Van Avermaet threw his arms in the air and let out a roar when he crossed the line, blowing a kiss to the sky after the biggest victory of his career. Fuglsang followed him to take silver and Majka appeared content with bronze.
His victory came after Italy's Vincenzo Nibali, one of the prerace favorites, and Colombian counterpart Sergio Henao crashed while trying to navigate a corner on the final harrowing descent of the 6-hour race.
The riders were going so fast that TV cameras on motorbikes couldn't keep up, so it was unclear what caused them to crash. Both were still on the pavement when the cameras reached them — just in time to see Majka slicing through the shadows and riding away.
Known more for his climbing chops, Majka was eventually reeled in as the race neared the finish, where a sun-splashed crowd that had spent the day on the beach gathered to welcome them.
It was unclear whether Nibali was seriously injured, though he will no doubt reflect painfully on his squandered chance. The hard nature of the course offered a rare opportunity for the Giro d'Italia winner and former Tour de France champion to compete for gold.
The long course was tightly guarded by police, no small challenge in a host country that has been dealing with spikes in crime. The only incident occurred a few hundred meters from the finish line, where a bomb squad detonated an unattended bag hours before the riders arrived.
The race rolled off to the soundtrack of crashing waves and under clear, sunny skies buzzing with helicopters — some carrying TV cameras, others from the military to provide security.

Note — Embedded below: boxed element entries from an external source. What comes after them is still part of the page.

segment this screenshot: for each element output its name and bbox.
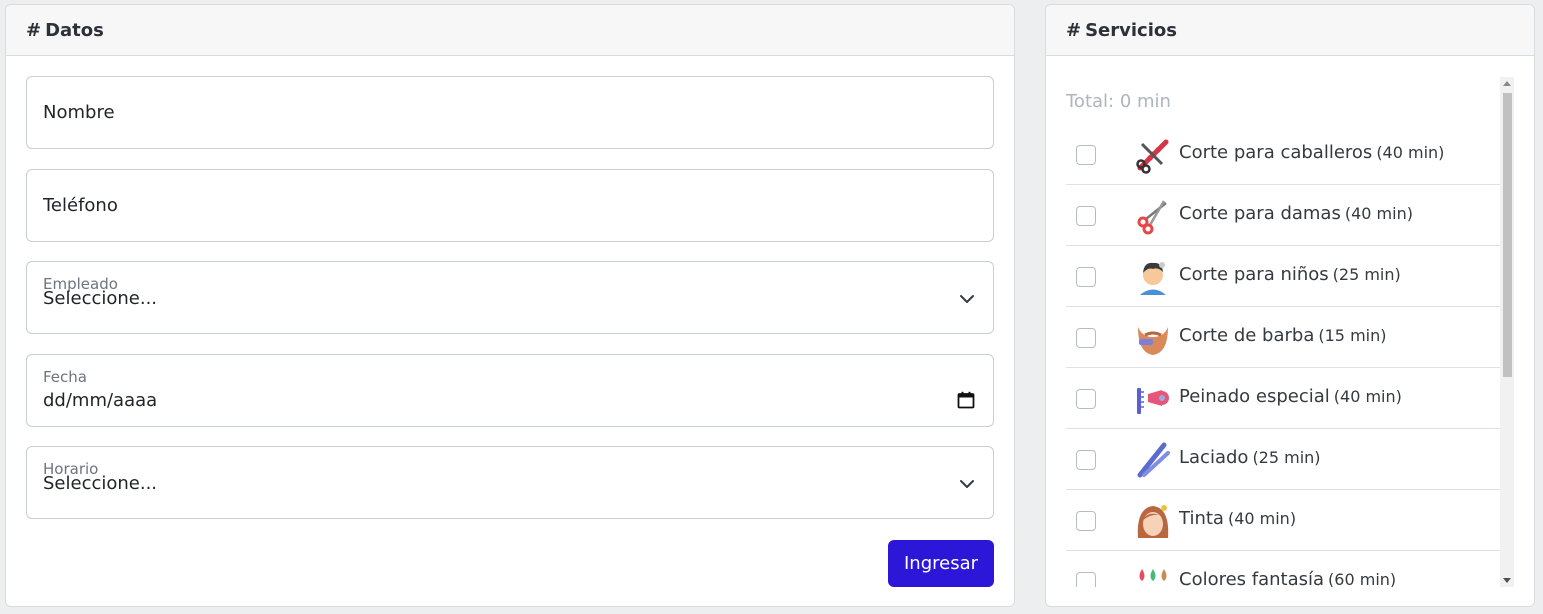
scrollbar-thumb[interactable] bbox=[1503, 93, 1512, 377]
total-duration: Total: 0 min bbox=[1066, 91, 1171, 112]
service-duration: (40 min) bbox=[1344, 204, 1413, 223]
servicios-title: Servicios bbox=[1085, 19, 1177, 41]
service-label: Colores fantasía (60 min) bbox=[1179, 569, 1396, 587]
fecha-label: Fecha bbox=[43, 368, 87, 386]
service-item: Peinado especial (40 min) bbox=[1066, 368, 1500, 429]
telefono-placeholder: Teléfono bbox=[43, 195, 118, 216]
horario-value: Seleccione... bbox=[43, 473, 158, 494]
horario-select[interactable]: Horario Seleccione... bbox=[26, 446, 994, 519]
service-duration: (15 min) bbox=[1318, 326, 1387, 345]
service-name: Corte de barba bbox=[1179, 325, 1315, 346]
color-drops-icon bbox=[1139, 569, 1167, 581]
datos-card: # Datos Nombre Teléfono Empleado Selecci… bbox=[5, 4, 1015, 607]
service-item: Tinta (40 min) bbox=[1066, 490, 1500, 551]
service-checkbox[interactable] bbox=[1076, 145, 1096, 165]
service-label: Peinado especial (40 min) bbox=[1179, 386, 1402, 407]
hair-dryer-icon bbox=[1137, 388, 1169, 414]
service-item: Corte para damas (40 min) bbox=[1066, 185, 1500, 246]
datos-title: Datos bbox=[45, 19, 104, 41]
service-name: Laciado bbox=[1179, 447, 1249, 468]
service-item: Corte de barba (15 min) bbox=[1066, 307, 1500, 368]
fecha-value: dd/mm/aaaa bbox=[43, 390, 158, 411]
scroll-up-arrow-icon[interactable] bbox=[1503, 81, 1511, 86]
datos-header: # Datos bbox=[6, 5, 1014, 56]
service-label: Corte de barba (15 min) bbox=[1179, 325, 1386, 346]
service-label: Corte para niños (25 min) bbox=[1179, 264, 1401, 285]
servicios-header: # Servicios bbox=[1046, 5, 1534, 56]
service-name: Tinta bbox=[1179, 508, 1224, 529]
service-duration: (40 min) bbox=[1227, 509, 1297, 528]
servicios-card: # Servicios Total: 0 min Corte para caba… bbox=[1045, 4, 1535, 607]
service-name: Peinado especial bbox=[1179, 386, 1330, 407]
service-duration: (25 min) bbox=[1332, 265, 1401, 284]
service-item: Laciado (25 min) bbox=[1066, 429, 1500, 490]
services-scroll-area[interactable]: Total: 0 min Corte para caballeros (40 mi… bbox=[1066, 77, 1514, 587]
service-label: Tinta (40 min) bbox=[1179, 508, 1296, 529]
service-checkbox[interactable] bbox=[1076, 450, 1096, 470]
services-list: Corte para caballeros (40 min) Corte para… bbox=[1066, 124, 1500, 587]
chevron-down-icon bbox=[960, 295, 974, 303]
empleado-value: Seleccione... bbox=[43, 288, 158, 309]
service-checkbox[interactable] bbox=[1076, 511, 1096, 531]
beard-icon bbox=[1138, 327, 1168, 355]
hair-dye-icon bbox=[1137, 505, 1169, 538]
service-duration: (40 min) bbox=[1376, 143, 1445, 162]
empleado-select[interactable]: Empleado Seleccione... bbox=[26, 261, 994, 334]
service-name: Corte para damas bbox=[1179, 203, 1341, 224]
hair-straightener-icon bbox=[1137, 442, 1170, 478]
scrollbar[interactable] bbox=[1500, 77, 1514, 587]
service-name: Colores fantasía bbox=[1179, 569, 1325, 587]
calendar-icon[interactable] bbox=[957, 391, 975, 409]
service-label: Corte para damas (40 min) bbox=[1179, 203, 1413, 224]
scissors-icon bbox=[1137, 200, 1167, 235]
service-checkbox[interactable] bbox=[1076, 389, 1096, 409]
child-haircut-icon bbox=[1140, 262, 1166, 295]
nombre-placeholder: Nombre bbox=[43, 102, 115, 123]
service-checkbox[interactable] bbox=[1076, 206, 1096, 226]
telefono-field[interactable]: Teléfono bbox=[26, 169, 994, 242]
service-duration: (60 min) bbox=[1328, 570, 1397, 587]
service-duration: (40 min) bbox=[1333, 387, 1402, 406]
service-name: Corte para niños bbox=[1179, 264, 1329, 285]
service-name: Corte para caballeros bbox=[1179, 142, 1373, 163]
hash-icon: # bbox=[1066, 19, 1082, 41]
nombre-field[interactable]: Nombre bbox=[26, 76, 994, 149]
service-item: Corte para caballeros (40 min) bbox=[1066, 124, 1500, 185]
service-item: Colores fantasía (60 min) bbox=[1066, 551, 1500, 587]
fecha-input[interactable]: Fecha dd/mm/aaaa bbox=[26, 354, 994, 427]
chevron-down-icon bbox=[960, 480, 974, 488]
service-item: Corte para niños (25 min) bbox=[1066, 246, 1500, 307]
service-checkbox[interactable] bbox=[1076, 267, 1096, 287]
comb-scissors-icon bbox=[1136, 139, 1169, 174]
hash-icon: # bbox=[26, 19, 42, 41]
service-duration: (25 min) bbox=[1252, 448, 1321, 467]
service-label: Corte para caballeros (40 min) bbox=[1179, 142, 1444, 163]
ingresar-button[interactable]: Ingresar bbox=[888, 540, 994, 587]
service-checkbox[interactable] bbox=[1076, 572, 1096, 587]
service-checkbox[interactable] bbox=[1076, 328, 1096, 348]
service-label: Laciado (25 min) bbox=[1179, 447, 1321, 468]
scroll-down-arrow-icon[interactable] bbox=[1503, 578, 1511, 583]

Riders headed along the brilliant beaches of high-end neighborhoods Ipanema and Leblon, then began attacking each other on their way south. The day's break quickly formed when six riders slipped away and built a gap of nearly 8 minutes, among them former world champ Michal Kwiatkowski of Poland.
The brutality of the course became evident over the cobblestone sectors.

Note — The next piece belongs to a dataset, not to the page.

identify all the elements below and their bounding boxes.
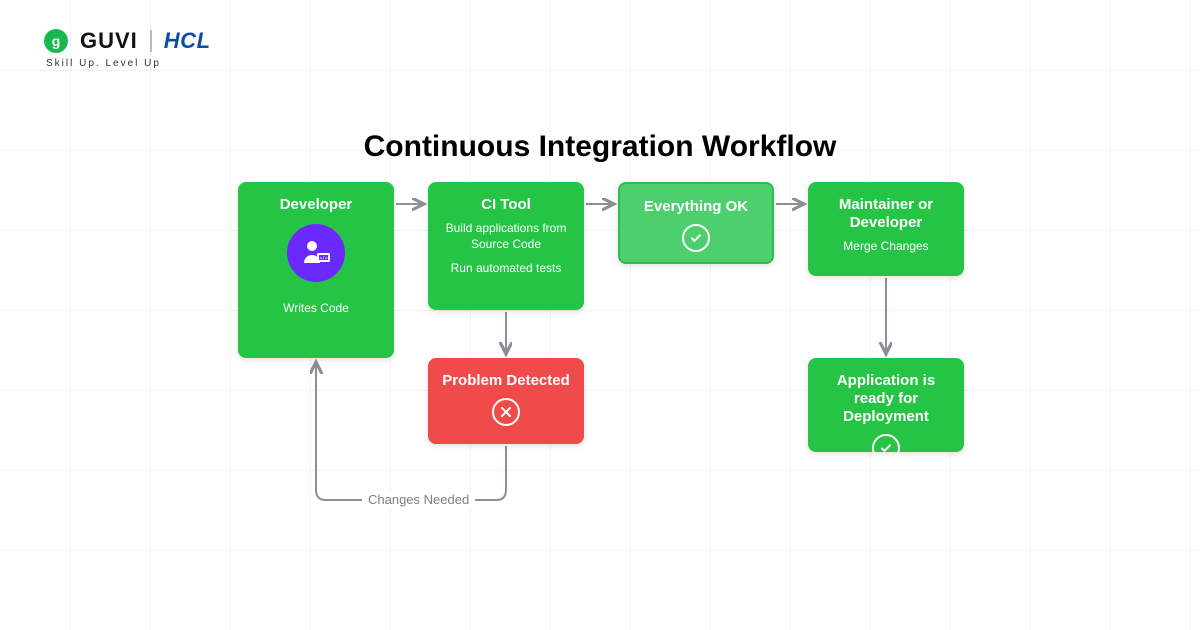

Ahmet Orken of Turkey was rattled off his bike. Tour de France champion Chris Froome needed a bike change after a mechanical issue. Richie Porte of Australia had his chain bounce off.
The break stayed clear through four laps of the Grumari Circuit, a 25-kilometer loop that began stringing out the field. The riders then headed back toward Rio and began three climbs of Vista Chinesa, a tough uphill slog on forest-lined roads that splintered what was left of the peloton.
So hard was the course that reigning world champion Peter Sagan of Slovakia chose to try his luck in the mountain bike race. No doubt many rivals thought it was the right decision.
One by one, a pack driven by Britain, Spain and Italy pulled back the break, though Kwiatkowski made them work for it. His jersey flapping open in the midday heat, the Polish star was finally caught by six riders after nearly 200 kilometers spent at the front.
Time trial favorites Porte and Nelson Oliveira of Portugal crashed during one of the fast descents, and Porte spent several minutes sitting beside the road before getting to his feet.
There was more carnage on the final march over Vista Chinesa.
The images of Nibali and Henao lying on the road caused a gasp among fans watching on a big screen at the finish line. Geraint Thomas of Britain joined them on the ground moments later in a race that left plenty of riders with scrapes, bruises and road rash.
One that left a Belgian hearing his national anthem, too.